# Nach "Willkommen" ist Schluss bei XP



## ragazzo (22. Januar 2004)

Ich hatte ein Problem mit dem Outlook Express (vermutlich ein Virus) und dann habe ich die Reparatur (mit der CD von Win XP) laufen lassen, nun erscheint nach dem Neustart noch dieses "Willkommen ..." und dann geht´s nicht mehr weiter. Macht keinen Rührer mehr der PC hängt sich an der Stelle auf (obwohl die Maus und der Curser noch funktionieren!). 

Hat da jemand einen Tipp?


----------



## dfd1 (22. Januar 2004)

Kommst du noch in den abgesicherten Modus?


----------



## ragazzo (22. Januar 2004)

Das hab ich noch nicht probiert. Wann und wo geht das?


----------



## Erpel (22. Januar 2004)

Während des Startvorgangs von Windows musst du an einer Stelle F8 drücken.


----------



## dfd1 (22. Januar 2004)

Bevor das Bild mit dem Balken kommt, und falls du es siehst, wärend ein weisser Balken über den Bildschirm rast.


----------



## aNero (23. Januar 2004)

Ich hab ein ähnliches problem... wollte gerade n neues Thread öffnen und hab doch noch das hier gefunden...

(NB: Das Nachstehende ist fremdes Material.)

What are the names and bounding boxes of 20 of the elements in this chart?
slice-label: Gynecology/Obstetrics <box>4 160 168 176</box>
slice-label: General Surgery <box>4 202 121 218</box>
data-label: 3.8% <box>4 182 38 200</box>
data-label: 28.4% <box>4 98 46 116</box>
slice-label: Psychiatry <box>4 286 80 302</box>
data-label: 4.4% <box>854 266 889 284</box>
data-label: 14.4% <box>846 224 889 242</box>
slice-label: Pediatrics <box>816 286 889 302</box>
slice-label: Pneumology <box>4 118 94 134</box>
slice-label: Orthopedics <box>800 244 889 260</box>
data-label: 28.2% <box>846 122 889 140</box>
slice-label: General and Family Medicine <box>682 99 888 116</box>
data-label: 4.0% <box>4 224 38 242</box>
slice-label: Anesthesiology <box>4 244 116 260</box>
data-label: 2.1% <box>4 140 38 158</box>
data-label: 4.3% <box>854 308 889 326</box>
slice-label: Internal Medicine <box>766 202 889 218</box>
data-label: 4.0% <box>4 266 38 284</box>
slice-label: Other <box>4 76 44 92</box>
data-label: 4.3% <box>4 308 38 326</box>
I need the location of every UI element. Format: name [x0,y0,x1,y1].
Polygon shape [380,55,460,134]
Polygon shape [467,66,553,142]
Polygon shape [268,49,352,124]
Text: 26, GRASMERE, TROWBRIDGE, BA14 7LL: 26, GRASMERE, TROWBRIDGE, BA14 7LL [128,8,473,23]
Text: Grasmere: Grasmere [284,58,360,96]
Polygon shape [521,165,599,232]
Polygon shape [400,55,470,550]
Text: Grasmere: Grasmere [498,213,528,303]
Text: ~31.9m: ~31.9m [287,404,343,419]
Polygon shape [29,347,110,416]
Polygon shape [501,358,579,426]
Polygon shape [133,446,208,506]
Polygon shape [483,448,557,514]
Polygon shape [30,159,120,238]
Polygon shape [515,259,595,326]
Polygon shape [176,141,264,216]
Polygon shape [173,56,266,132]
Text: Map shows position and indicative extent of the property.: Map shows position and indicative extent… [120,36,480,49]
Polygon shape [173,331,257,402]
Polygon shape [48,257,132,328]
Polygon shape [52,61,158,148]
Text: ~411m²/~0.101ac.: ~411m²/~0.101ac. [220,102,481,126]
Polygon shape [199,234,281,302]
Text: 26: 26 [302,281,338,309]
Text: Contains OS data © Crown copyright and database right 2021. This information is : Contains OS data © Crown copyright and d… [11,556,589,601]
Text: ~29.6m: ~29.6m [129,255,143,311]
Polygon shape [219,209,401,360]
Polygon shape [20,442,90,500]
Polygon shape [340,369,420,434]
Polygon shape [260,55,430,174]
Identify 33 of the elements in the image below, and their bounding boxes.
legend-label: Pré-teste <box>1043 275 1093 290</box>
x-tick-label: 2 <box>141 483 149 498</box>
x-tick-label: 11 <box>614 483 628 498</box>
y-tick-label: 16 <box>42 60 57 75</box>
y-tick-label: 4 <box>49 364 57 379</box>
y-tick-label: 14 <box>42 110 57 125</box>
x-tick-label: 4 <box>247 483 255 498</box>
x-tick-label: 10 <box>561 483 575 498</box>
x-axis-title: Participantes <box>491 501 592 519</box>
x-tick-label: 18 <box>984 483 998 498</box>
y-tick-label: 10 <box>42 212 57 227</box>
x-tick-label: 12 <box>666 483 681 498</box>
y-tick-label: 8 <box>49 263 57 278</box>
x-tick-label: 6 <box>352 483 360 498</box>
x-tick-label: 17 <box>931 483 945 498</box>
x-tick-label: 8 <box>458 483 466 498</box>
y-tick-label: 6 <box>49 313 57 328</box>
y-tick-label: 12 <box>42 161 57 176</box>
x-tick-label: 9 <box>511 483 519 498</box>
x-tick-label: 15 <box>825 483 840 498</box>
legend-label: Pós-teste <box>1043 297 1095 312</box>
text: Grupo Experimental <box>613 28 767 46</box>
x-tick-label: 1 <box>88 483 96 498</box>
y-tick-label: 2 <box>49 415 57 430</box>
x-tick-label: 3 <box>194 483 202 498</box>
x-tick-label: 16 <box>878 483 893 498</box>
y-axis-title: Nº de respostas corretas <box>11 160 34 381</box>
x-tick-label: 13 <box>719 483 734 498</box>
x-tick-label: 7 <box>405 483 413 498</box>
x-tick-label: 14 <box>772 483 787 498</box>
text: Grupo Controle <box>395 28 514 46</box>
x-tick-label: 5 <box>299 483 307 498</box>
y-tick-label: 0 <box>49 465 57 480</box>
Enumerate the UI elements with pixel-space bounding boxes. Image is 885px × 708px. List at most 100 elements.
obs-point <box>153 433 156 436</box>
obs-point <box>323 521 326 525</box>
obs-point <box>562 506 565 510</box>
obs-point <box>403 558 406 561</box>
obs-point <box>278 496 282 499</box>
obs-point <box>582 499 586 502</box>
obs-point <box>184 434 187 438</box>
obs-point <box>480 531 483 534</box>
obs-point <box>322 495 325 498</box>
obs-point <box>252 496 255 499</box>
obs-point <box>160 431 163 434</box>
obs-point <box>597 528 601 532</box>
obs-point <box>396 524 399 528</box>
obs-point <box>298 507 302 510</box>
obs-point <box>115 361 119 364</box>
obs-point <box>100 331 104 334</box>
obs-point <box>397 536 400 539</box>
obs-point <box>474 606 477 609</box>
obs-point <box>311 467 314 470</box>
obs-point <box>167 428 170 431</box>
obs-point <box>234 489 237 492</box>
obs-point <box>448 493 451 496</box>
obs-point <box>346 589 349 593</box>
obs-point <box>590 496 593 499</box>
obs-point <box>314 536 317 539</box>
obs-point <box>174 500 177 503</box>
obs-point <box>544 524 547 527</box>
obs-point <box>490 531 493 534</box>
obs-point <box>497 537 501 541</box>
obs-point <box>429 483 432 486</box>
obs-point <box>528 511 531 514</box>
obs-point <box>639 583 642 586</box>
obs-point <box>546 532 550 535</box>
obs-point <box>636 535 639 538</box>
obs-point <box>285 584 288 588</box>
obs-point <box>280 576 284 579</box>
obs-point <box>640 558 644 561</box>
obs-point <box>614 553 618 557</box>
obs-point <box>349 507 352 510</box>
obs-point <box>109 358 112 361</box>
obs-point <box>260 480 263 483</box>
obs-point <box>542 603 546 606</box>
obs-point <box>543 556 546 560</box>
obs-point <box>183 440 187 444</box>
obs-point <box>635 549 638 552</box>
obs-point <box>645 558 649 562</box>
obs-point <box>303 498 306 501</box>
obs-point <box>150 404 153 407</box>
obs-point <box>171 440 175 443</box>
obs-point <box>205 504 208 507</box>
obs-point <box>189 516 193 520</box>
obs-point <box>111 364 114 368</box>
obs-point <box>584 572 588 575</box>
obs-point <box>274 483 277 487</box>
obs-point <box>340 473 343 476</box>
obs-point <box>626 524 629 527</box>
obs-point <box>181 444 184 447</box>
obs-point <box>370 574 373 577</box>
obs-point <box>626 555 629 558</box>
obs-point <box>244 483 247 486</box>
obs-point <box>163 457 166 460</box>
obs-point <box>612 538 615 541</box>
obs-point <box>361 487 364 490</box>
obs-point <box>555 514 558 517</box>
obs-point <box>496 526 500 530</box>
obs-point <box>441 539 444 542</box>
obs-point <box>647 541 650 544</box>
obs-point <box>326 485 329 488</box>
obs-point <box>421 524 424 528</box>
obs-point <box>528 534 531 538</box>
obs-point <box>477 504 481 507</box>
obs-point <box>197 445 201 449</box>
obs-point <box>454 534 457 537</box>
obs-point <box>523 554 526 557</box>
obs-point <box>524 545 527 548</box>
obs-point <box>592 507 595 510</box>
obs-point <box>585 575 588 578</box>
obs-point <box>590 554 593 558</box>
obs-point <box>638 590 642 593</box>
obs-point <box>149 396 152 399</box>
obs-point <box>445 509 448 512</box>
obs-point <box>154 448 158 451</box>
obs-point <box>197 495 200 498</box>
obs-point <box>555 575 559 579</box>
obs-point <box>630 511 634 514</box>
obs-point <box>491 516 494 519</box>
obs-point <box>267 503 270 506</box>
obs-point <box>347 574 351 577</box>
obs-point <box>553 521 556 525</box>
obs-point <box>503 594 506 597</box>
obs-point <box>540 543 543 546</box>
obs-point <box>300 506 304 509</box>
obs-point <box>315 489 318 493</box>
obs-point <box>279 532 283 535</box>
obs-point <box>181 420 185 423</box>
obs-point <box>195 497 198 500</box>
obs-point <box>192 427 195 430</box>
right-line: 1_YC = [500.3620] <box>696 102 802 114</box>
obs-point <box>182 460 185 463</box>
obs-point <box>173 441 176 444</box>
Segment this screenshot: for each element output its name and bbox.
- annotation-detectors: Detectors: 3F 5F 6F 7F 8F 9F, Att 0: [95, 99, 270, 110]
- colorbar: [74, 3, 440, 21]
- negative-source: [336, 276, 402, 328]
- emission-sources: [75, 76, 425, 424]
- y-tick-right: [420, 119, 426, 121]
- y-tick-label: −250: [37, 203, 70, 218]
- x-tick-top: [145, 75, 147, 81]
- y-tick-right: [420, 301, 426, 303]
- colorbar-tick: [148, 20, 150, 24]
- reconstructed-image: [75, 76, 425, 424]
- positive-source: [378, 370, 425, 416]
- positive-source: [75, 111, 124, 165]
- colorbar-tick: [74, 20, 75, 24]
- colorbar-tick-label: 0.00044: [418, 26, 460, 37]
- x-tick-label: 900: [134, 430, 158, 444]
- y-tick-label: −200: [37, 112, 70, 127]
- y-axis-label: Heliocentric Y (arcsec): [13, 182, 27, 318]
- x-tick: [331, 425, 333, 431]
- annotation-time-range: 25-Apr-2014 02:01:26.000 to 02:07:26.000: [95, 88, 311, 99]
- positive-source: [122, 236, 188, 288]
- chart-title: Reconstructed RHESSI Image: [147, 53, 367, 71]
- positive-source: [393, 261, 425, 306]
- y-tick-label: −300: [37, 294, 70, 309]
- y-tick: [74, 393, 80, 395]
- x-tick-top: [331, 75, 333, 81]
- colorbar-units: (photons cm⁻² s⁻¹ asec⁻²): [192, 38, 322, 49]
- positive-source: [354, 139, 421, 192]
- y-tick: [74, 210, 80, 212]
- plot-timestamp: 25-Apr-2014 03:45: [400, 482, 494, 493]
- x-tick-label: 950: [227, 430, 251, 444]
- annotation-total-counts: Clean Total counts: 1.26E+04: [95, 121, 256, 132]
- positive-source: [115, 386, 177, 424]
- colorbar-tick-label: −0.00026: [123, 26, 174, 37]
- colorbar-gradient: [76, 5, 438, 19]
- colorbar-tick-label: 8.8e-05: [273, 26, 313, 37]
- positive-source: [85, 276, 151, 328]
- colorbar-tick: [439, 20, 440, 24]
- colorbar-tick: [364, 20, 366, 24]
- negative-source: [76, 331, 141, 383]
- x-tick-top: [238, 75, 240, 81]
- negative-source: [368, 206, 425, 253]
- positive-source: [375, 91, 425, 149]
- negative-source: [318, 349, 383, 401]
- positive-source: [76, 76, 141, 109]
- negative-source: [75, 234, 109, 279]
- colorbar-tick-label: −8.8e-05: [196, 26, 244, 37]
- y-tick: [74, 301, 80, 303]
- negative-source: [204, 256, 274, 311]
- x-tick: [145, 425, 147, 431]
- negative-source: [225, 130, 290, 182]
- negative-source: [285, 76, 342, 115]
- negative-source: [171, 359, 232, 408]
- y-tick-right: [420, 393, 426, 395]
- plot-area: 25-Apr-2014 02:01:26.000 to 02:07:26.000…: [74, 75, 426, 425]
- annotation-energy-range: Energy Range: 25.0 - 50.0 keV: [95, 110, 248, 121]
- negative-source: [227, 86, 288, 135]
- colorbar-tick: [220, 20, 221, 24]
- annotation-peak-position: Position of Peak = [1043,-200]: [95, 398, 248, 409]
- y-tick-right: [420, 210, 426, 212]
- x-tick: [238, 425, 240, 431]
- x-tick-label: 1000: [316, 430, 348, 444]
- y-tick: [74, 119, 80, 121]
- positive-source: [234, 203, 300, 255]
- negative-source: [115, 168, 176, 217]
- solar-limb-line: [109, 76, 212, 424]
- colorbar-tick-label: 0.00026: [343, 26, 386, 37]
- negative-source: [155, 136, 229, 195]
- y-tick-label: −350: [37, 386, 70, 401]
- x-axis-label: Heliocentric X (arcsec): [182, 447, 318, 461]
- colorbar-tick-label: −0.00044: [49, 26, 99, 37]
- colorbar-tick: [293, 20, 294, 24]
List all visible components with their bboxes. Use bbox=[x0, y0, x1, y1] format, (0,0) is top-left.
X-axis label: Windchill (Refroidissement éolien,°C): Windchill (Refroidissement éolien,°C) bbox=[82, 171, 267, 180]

also bei mir kommt direckt immer die auswahl für normal start, abgesicherter modus ect. 
egal was ich dort anwähle kommt sovort ein blauer bildschirm indem steht das ein problem entstanden ist und windos beendet wurde um nicht beschädigt zu werden... und dan ein hinweis das neue hardware und software dafür verantwortlich sein könnte... 
ich habe erst gestern Gothic2: Die nacht der Raben installiert... vieleicht liegt es daran... bitte helft mir ich bin pleite und dan noch die reperatur -__-

THX im voraus


----------



## janomerico (3. Oktober 2004)

Hallo,

Ein Freund von mir hat das selbe Problem wie du, aNero! Er kann nicht mal in den abgesicherten Modus! Also falls du oder sonst jemand in den 10 Monaten eine Lösung gefunden hat, wäre es nett, wenn du er sie hier posten könnte!


----------



## Giftzwerg (3. Oktober 2004)

schonmal memtest laufen lassen ob der RAM OK is? nicht dass der sich verabschiedet hat.
Der memtest ist bei jeder LinuxCD dabei oder man kann sich den kostenlos im Netz runterladen (passt auf eine Diskette). Bei XP würde das wunderbar passen dasses abstürzt wenn es auf defekte Speicherzellen beim booten zugreift

edit: schonmal versucht die "letzte als funktionierend bekannte Konfiguration" zu booten?


----------



## xCondoRx (3. Oktober 2004)

Giftzwerg hat gesagt.:
			
		

> edit: schonmal versucht die "letzte als funktionierend bekannte Konfiguration" zu booten?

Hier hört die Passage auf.